Amsterdam — with its museums, gabled Golden Age houses and network of historic canals — is a sure bet for a weekend break. But it’s not all the Netherlands has to offer. Beyond the capital, there are a whole host of lesser-visited cities worth a trip – and they’re likely to be easier on the pocket. From Groningen to Gouda, here are seven Dutch cities that should be on your list.
1. For a culture hit: Leeuwarden
Friesland’s administrative hub is a European Capital of Culture in 2018 – and, with its colourful street art and fascinating museums, it’s easy to see why.
The Fries Museum dominates the Wilhelminaplein, the bustling public square that hosts markets each Friday. With its name translating to “Frisian Museum” in English, it displays artworks, conveys the story of the province and has a section dedicated to the resistance movement of World War II.
Leeuwarden was also the birthplace of dancer Margaretha Zelle, who became known as Mata Hari and was executed as a spy in 1917. A bronze statue of her dancing stands proud in the city centre.
For views over the surrounding rooftops, climb the stairs leading to the top of the Oldehove. The construction of this leaning tower was abandoned due to subsidence back in 1533.
2. For stunning architecture: Utrecht
If you appreciate modern architecture then plan a visit to the Rietveld-Schröder House, whose façade and functional interiors were influenced by the De Stijl art and design movement.
The terraces alongside the city centre’s waterways are also picturesque and host seating belonging to restaurants and bars whose vaulted cellars provide shelter on wet and chilly days. For a sit down and a broad selection of brews, the Belgian Beer Café Olivier is a good option.
To view the Utrecht and its 112m Dom Tower from the water, hire a boat on the Oudegracht canal.
3. For great beer and rich history: Breda
Breda’s best-known landmark is the Grote Kerk, an impressive Gothic church whose 97m-tall spire dominates the skyline. Its Prince’s Chapel holds tombs of ancestors of the Dutch royal family.

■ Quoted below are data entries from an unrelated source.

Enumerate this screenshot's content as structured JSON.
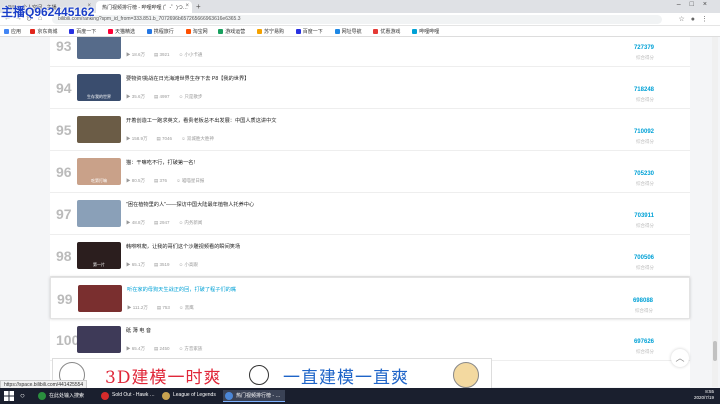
{
  "browser": {
    "tabs": [
      {
        "label": "Bilibili 个人空间 - 主播…",
        "active": false
      },
      {
        "label": "热门视频排行榜 - 哔哩哔哩 (゜-゜)つ…",
        "active": true
      }
    ],
    "address": "bilibili.com/ranking?spm_id_from=333.851.b_7072696b657265666963616e6365.3",
    "bookmarks": [
      {
        "label": "应用",
        "color": "#4285f4"
      },
      {
        "label": "京东商城",
        "color": "#e1251b"
      },
      {
        "label": "百度一下",
        "color": "#2932e1"
      },
      {
        "label": "天猫精选",
        "color": "#ff0036"
      },
      {
        "label": "携程旅行",
        "color": "#2577e3"
      },
      {
        "label": "淘宝网",
        "color": "#ff5000"
      },
      {
        "label": "游戏运营",
        "color": "#19a15f"
      },
      {
        "label": "苏宁易购",
        "color": "#f5a200"
      },
      {
        "label": "百度一下",
        "color": "#2932e1"
      },
      {
        "label": "网址导航",
        "color": "#1e88e5"
      },
      {
        "label": "优惠游戏",
        "color": "#e53935"
      },
      {
        "label": "哔哩哔哩",
        "color": "#00a1d6"
      }
    ]
  },
  "overlay": {
    "streamer": "主播Q962445162"
  },
  "ranking": [
    {
      "rank": "93",
      "title": "",
      "plays": "18.6万",
      "danmaku": "3921",
      "author": "小小卡通",
      "score": "727379",
      "score_label": "综合得分",
      "thumb": "#566b8a",
      "caption": ""
    },
    {
      "rank": "94",
      "title": "要物资!挑战在日光海滩世界生存下去 P8【我的世界】",
      "plays": "35.6万",
      "danmaku": "4997",
      "author": "只是散步",
      "score": "718248",
      "score_label": "综合得分",
      "thumb": "#3a4d6e",
      "caption": "生存我的世界"
    },
    {
      "rank": "95",
      "title": "开着创造工一跑求英文，看贵老板总不出发展：中国人质这讲中文",
      "plays": "158.9万",
      "danmaku": "7046",
      "author": "双城胜大胜神",
      "score": "710092",
      "score_label": "综合得分",
      "thumb": "#6b5c46",
      "caption": ""
    },
    {
      "rank": "96",
      "title": "猫：干嘛吃不行，打破第一名!",
      "plays": "80.5万",
      "danmaku": "376",
      "author": "喵喵星日报",
      "score": "705230",
      "score_label": "综合得分",
      "thumb": "#c9a189",
      "caption": "吃第打嘛"
    },
    {
      "rank": "97",
      "title": "\"困在植物里的人\"——探访中国大陆最年植物人托养中心",
      "plays": "48.8万",
      "danmaku": "2947",
      "author": "内务新闻",
      "score": "703911",
      "score_label": "综合得分",
      "thumb": "#8aa0b8",
      "caption": ""
    },
    {
      "rank": "98",
      "title": "韩咻咻爬，让我的哥们这个沙雕视频看的瞬间笑场",
      "plays": "65.1万",
      "danmaku": "3519",
      "author": "小高跟",
      "score": "700506",
      "score_label": "综合得分",
      "thumb": "#2b1e1e",
      "caption": "第一片"
    },
    {
      "rank": "99",
      "title": "听在家的母狗天生战正的回，打破了程子们的嘴",
      "plays": "111.2万",
      "danmaku": "753",
      "author": "黑鹰",
      "score": "698088",
      "score_label": "综合得分",
      "thumb": "#7a2f2f",
      "caption": ""
    },
    {
      "rank": "100",
      "title": "砥 薄 电 音",
      "plays": "65.4万",
      "danmaku": "2450",
      "author": "方音家族",
      "score": "697626",
      "score_label": "综合得分",
      "thumb": "#3e3a58",
      "caption": ""
    }
  ],
  "banner": {
    "left_text": "3D建模一时爽",
    "right_text": "一直建模一直爽"
  },
  "status_url": "https://space.bilibili.com/441425554",
  "taskbar": {
    "apps": [
      {
        "label": "在此处输入搜索",
        "color": "#2a8f3e",
        "active": false
      },
      {
        "label": "Sold Out - Hawk …",
        "color": "#d62b2b",
        "active": false
      },
      {
        "label": "League of Legends",
        "color": "#c7a250",
        "active": false
      },
      {
        "label": "热门视频排行榜 - …",
        "color": "#4b86d6",
        "active": true
      }
    ],
    "time": "8:55",
    "date": "2020/7/19"
  }
}
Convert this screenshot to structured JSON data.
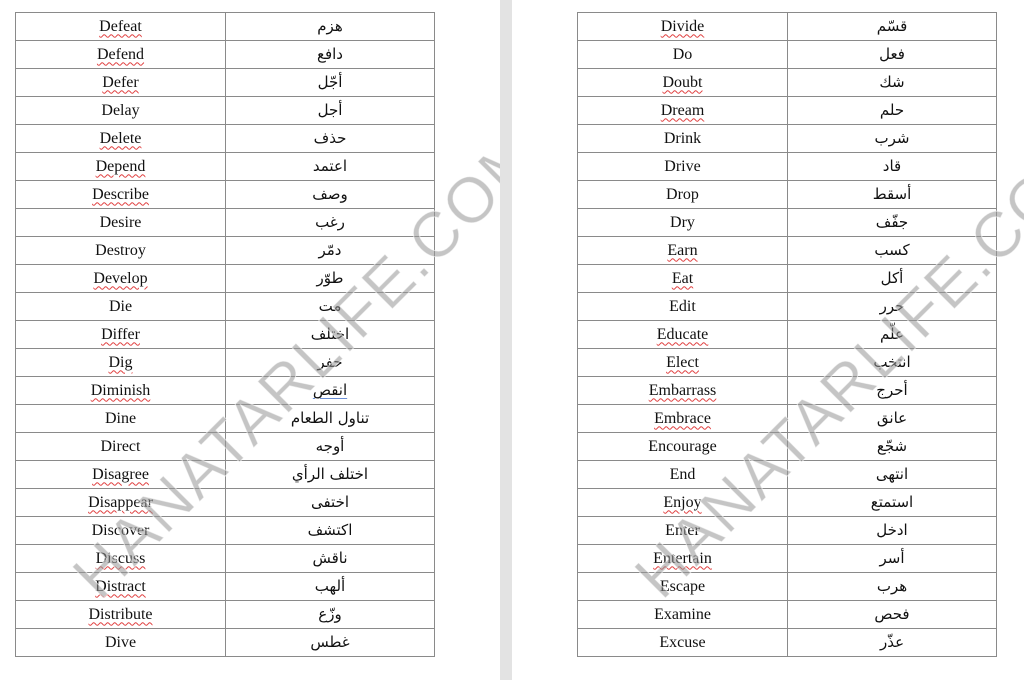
{
  "document": {
    "watermark": "HANATARLIFE.COM",
    "colors": {
      "border": "#8a8a8a",
      "gutter": "#e3e3e3",
      "spellcheck_underline": "#e04040",
      "grammar_underline": "#6a8fd6",
      "watermark": "#969696"
    }
  },
  "pages": [
    {
      "rows": [
        {
          "en": "Defeat",
          "ar": "هزم",
          "en_flag": "spell"
        },
        {
          "en": "Defend",
          "ar": "دافع",
          "en_flag": "spell"
        },
        {
          "en": "Defer",
          "ar": "أجّل",
          "en_flag": "spell"
        },
        {
          "en": "Delay",
          "ar": "أجل",
          "en_flag": ""
        },
        {
          "en": "Delete",
          "ar": "حذف",
          "en_flag": "spell"
        },
        {
          "en": "Depend",
          "ar": "اعتمد",
          "en_flag": "spell"
        },
        {
          "en": "Describe",
          "ar": "وصف",
          "en_flag": "spell"
        },
        {
          "en": "Desire",
          "ar": "رغب",
          "en_flag": ""
        },
        {
          "en": "Destroy",
          "ar": "دمّر",
          "en_flag": ""
        },
        {
          "en": "Develop",
          "ar": "طوّر",
          "en_flag": "spell"
        },
        {
          "en": "Die",
          "ar": "مت",
          "en_flag": ""
        },
        {
          "en": "Differ",
          "ar": "اختلف",
          "en_flag": "spell"
        },
        {
          "en": "Dig",
          "ar": "حفر",
          "en_flag": "spell"
        },
        {
          "en": "Diminish",
          "ar": "انقص",
          "en_flag": "spell",
          "ar_flag": "grammar"
        },
        {
          "en": "Dine",
          "ar": "تناول الطعام",
          "en_flag": ""
        },
        {
          "en": "Direct",
          "ar": "أوجه",
          "en_flag": ""
        },
        {
          "en": "Disagree",
          "ar": "اختلف الرأي",
          "en_flag": "spell"
        },
        {
          "en": "Disappear",
          "ar": "اختفى",
          "en_flag": "spell"
        },
        {
          "en": "Discover",
          "ar": "اكتشف",
          "en_flag": ""
        },
        {
          "en": "Discuss",
          "ar": "ناقش",
          "en_flag": "spell"
        },
        {
          "en": "Distract",
          "ar": "ألهب",
          "en_flag": "spell"
        },
        {
          "en": "Distribute",
          "ar": "وزّع",
          "en_flag": "spell"
        },
        {
          "en": "Dive",
          "ar": "غطس",
          "en_flag": ""
        }
      ]
    },
    {
      "rows": [
        {
          "en": "Divide",
          "ar": "قسّم",
          "en_flag": "spell"
        },
        {
          "en": "Do",
          "ar": "فعل",
          "en_flag": ""
        },
        {
          "en": "Doubt",
          "ar": "شك",
          "en_flag": "spell"
        },
        {
          "en": "Dream",
          "ar": "حلم",
          "en_flag": "spell"
        },
        {
          "en": "Drink",
          "ar": "شرب",
          "en_flag": ""
        },
        {
          "en": "Drive",
          "ar": "قاد",
          "en_flag": ""
        },
        {
          "en": "Drop",
          "ar": "أسقط",
          "en_flag": ""
        },
        {
          "en": "Dry",
          "ar": "جفّف",
          "en_flag": ""
        },
        {
          "en": "Earn",
          "ar": "كسب",
          "en_flag": "spell"
        },
        {
          "en": "Eat",
          "ar": "أكل",
          "en_flag": "spell"
        },
        {
          "en": "Edit",
          "ar": "حرر",
          "en_flag": ""
        },
        {
          "en": "Educate",
          "ar": "علّم",
          "en_flag": "spell"
        },
        {
          "en": "Elect",
          "ar": "انتخب",
          "en_flag": "spell"
        },
        {
          "en": "Embarrass",
          "ar": "أحرج",
          "en_flag": "spell"
        },
        {
          "en": "Embrace",
          "ar": "عانق",
          "en_flag": "spell"
        },
        {
          "en": "Encourage",
          "ar": "شجّع",
          "en_flag": ""
        },
        {
          "en": "End",
          "ar": "انتهى",
          "en_flag": ""
        },
        {
          "en": "Enjoy",
          "ar": "استمتع",
          "en_flag": "spell"
        },
        {
          "en": "Enter",
          "ar": "ادخل",
          "en_flag": ""
        },
        {
          "en": "Entertain",
          "ar": "أسر",
          "en_flag": "spell"
        },
        {
          "en": "Escape",
          "ar": "هرب",
          "en_flag": ""
        },
        {
          "en": "Examine",
          "ar": "فحص",
          "en_flag": ""
        },
        {
          "en": "Excuse",
          "ar": "عذّر",
          "en_flag": ""
        }
      ]
    }
  ]
}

The city was also a key location during the Eighty Years’ War, which led to Dutch independence from Spanish rule. A copy of Diego Velásquez’s masterpiece, The Surrender of Breda, depicting the city’s capture by Spanish troops in 1625, hangs in the town hall’s lobby — the original is in Madrid’s Museo del Prado.
After the day’s history lesson is done, sample weekend nightlife in cafés such as De Beyerd(whose menu lists well over 100 different beers) and ‘t Hart van Breda, on the cobbled marketplace, the Grote Markt.